Introduction: Pneumothorax is a pathologic condition in which air is accumulated between the visceral and parietal pleura. After clinical suspicion, in order to diagnose the severity of the condition, imaging is necessary. By using the help of Picture Archiving and Communication Systems (PACS) direct conventional X-rays are converted to gray-scale and this has become a preferred method among many physicians.

Methods: Our study design was a case-control study with cross-over design study.
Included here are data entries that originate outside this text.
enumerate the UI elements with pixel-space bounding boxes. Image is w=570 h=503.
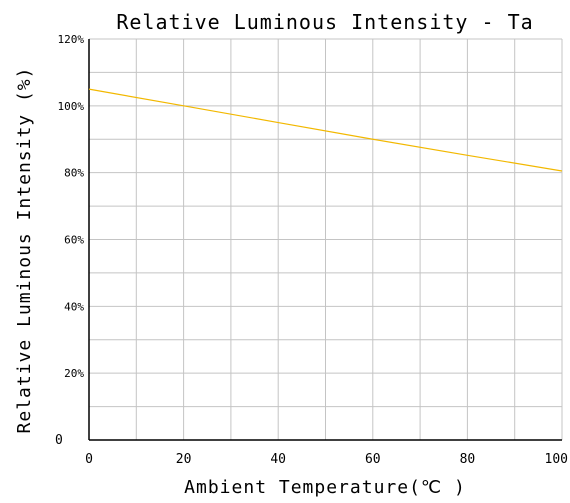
y-axis-label: Relative Luminous Intensity (%) [14,67,35,434]
y-tick-label: 80% [64,167,84,180]
y-tick-label: 20% [64,367,84,380]
y-tick-label: 0 [55,433,63,448]
series-line [88,88,563,172]
x-tick-label: 20 [176,452,192,467]
x-tick-label: 80 [460,452,476,467]
chart-title: Relative Luminous Intensity - Ta [116,10,533,34]
series-layer [88,88,563,172]
grid [89,38,563,440]
y-tick-labels: 0 20% 40% 60% 80% 100% 120% [55,33,84,448]
plot-frame [88,39,562,441]
x-tick-labels: 0 20 40 60 80 100 [85,452,568,467]
x-tick-label: 60 [365,452,381,467]
y-tick-label: 40% [64,300,84,313]
y-tick-label: 60% [64,234,84,247]
x-axis-label: Ambient Temperature(℃ ) [184,477,466,498]
x-tick-label: 40 [270,452,286,467]
y-tick-label: 120% [58,33,85,46]
x-tick-label: 100 [545,452,568,467]
x-tick-label: 0 [85,452,93,467]
y-tick-label: 100% [58,100,85,113]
Posterior-anterior chest X-rays of patients were evaluated for pneumothorax by 10 expert physicians with at least 3 years of experience and who have used inverted gray-scale posterior anterior chest X-ray for diagnosing pneumothorax.

Results: The study included posterior anterior chest X-ray images of 268 patients of which 106 were diagnosed with spontaneous pneumothorax and 162 patients used as a control group. The sensitivity of Digital-conventional X-rays was found to be higher than that of inverted gray-scale images (95% CI (2,08–5,04), p < 0,01). There was no statistically significant difference between the gold standard and digital-conventional images (95% CI (0,45–2,17), p = 0,20), while the evaluations of the gray-scale images were found to be less sensitive for diagnosis (95% CI (3,16–5,67) p < 0,01).

Conclusion: Inverted gray-scale imaging is not a superior imaging modality over digital-conventional X-ray for the diagnosis of pneumothorax. Prospective studies should be performed where diagnostic potency of inverted gray-scale radiograms is tested against gold standard chest CT. Further research should compare inverted grayscale to lung ultrasound to assess them as alternatives prior to CT.